By Carmen Rodríguez
As simple as his own name by which everyone knew him, was the life of Eliodoro Rodríguez Linares, a peasant murdered in San Ambrosio, alongside the voluntary teacher Conrado Benítez. Unreleased testimonies ever before reveal some details of his death.
That soil, sooner or later would have to blossom something, for rolling tobacco leaves there would be always time enough, it was better to avail of each land portion at the property that guerrilla Commander Che distributed to him and many other Cuban peasants around those hills.
With those thoughts haunting his mind, this man, still young, short and with solid built body, and burning face due to constant effort kept cutting open through rainforests, urging to wind up this stage and to begin planting malanga seeds.
He could almost feel them, just raising his sight to make sure of the eminent presence of intruders that seemed to be unmistakable anti-Cuban bandits; harbored in such a deep wilderness by those times. So, he did wait for them holding his machete as convinced as who faces deadly peril.
Some days later the dead bodies of Eliodoro Rodríguez Linares and Conrado Benitez were found in the area of San Ambrosio, Pitajones, in Trinidad mountains. To those who knew him, it was merely Erineo, another victim and almost nameless of such murderous gangs in the Escambray.
The story still vividly fusses in Eugenio Carpio’s mind. His memory twists, leaps distances, but from the outdistance of four decades ago, facts foreground freshly as this peasant witnessed them long ago, who also shared days and nights together with Erineo.
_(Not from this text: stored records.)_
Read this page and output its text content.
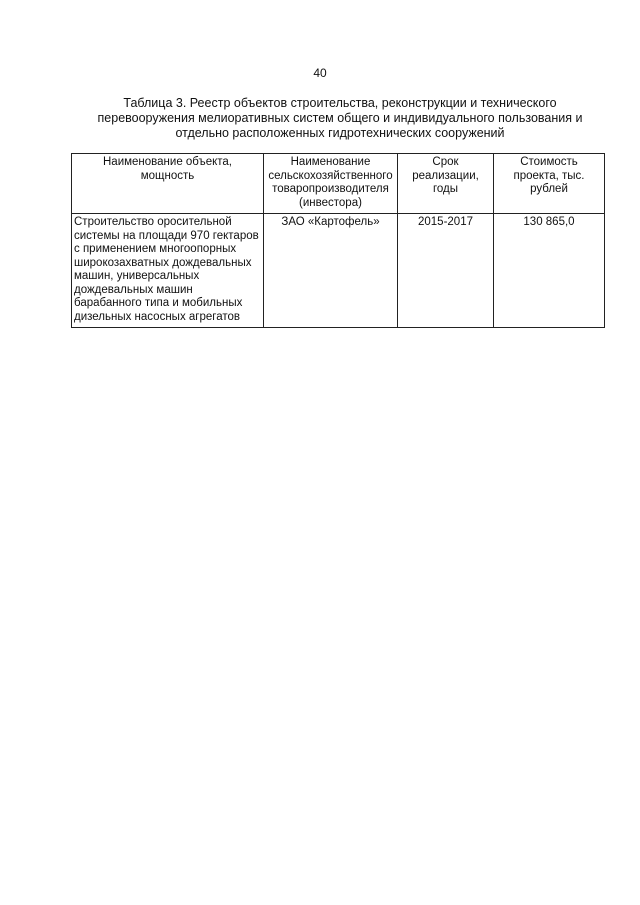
40
Таблица 3. Реестр объектов строительства, реконструкции и технического
перевооружения мелиоративных систем общего и индивидуального пользования и
отдельно расположенных гидротехнических сооружений
Наименование объекта, мощность	Наименование сельскохозяйственного товаропроизводителя (инвестора)	Срок реализации, годы	Стоимость проекта, тыс. рублей
Строительство оросительной системы на площади 970 гектаров с применением многоопорных широкозахватных дождевальных машин, универсальных дождевальных машин барабанного типа и мобильных дизельных насосных агрегатов	ЗАО «Картофель»	2015-2017	130 865,0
“We both received our land properties together. Isidro Moscoso showed up over there; I recall that day I had bought a livestock and while heading for the Sierrita, Osvaldo Ramírez himself approached me on the road. Firstly he asked me about the livestock and then about where Erineo might be cutting rainforest. It was clear that he knew that information ahead of time. He sent Isidro for him, who went and stepped on top of a hill and after threatening Erineo to give up his machete, told him about a set up that was prepared for such a chief bandit near 24th rural community, and then sounding knowingly he sketched for the peasant what he would do if facing Osvaldo; Erineo did not hesitate and replied: ‘I will chop his ass into four pieces myself.’
“As soon as this lackey Isidro met with Osvaldo, he completely reproduced his conversation with the peasant minutes ago, what made Osvaldo backlashed punching him savagely, and taking him as prisoner. Some days later Osvaldo killed Erineo.
As no flash news came, Mapio, Boliche Broche and I went to see a peasant, but when getting closer to 24th community those armed bandits opened heavy fire towards our position. As we headed down through the wide savanna, we found the corpses. Their dead bodies laid down on the ground, all covered by straw and near the trap where their executers held them as prisoners. It was January 7, the same day that militiaman Pablo Pis was killed. It was nearly 10 in the morning.”
For Adela Sánchez (The Negra), Erineo’s beloved wife, her memories of that day are very vague. The separation seemed to be unavoidable, while he was plundering the earth, she took care of the seven-month-old fruit of that couple.
“Erineo was a tobacco roller. We got married on 1959 and moved to Ciego Ponciano. He was from the little town of Quemadito, near the Fomento municipality, and since I first met him, he always proved me enough to be a good man.
“For what I was told, a Isidro approached Erineo with the pretext that Félix Torres wanted to meet with him, that came to be the bait for assassin Osvaldo to hook him. One day a man called Fulgencio Fondón came to see us at our house alleging to have been sent by Erineo Tobacco for his coat and some other stuff. Days later I knew that all that I gave them ended on those bandits’ hands. By that time I did not even know that he was a prisoner. Erineo himself let me know it secretly by a minuscule piece of paper inside a cigarette box, where he also wrote that I must come to expect anything since Osvaldo had grabbed him. Then, I knew, he was no longer coming back home..
“Conrado Benítez, I met him once and I volunteered myself to wash his clothes for a while. I recalled now that I delivered his last change of clothing, wrapped with my boy’s sheet of canvas and shortly after that event I heard of their deaths from the revolutionary Militia.”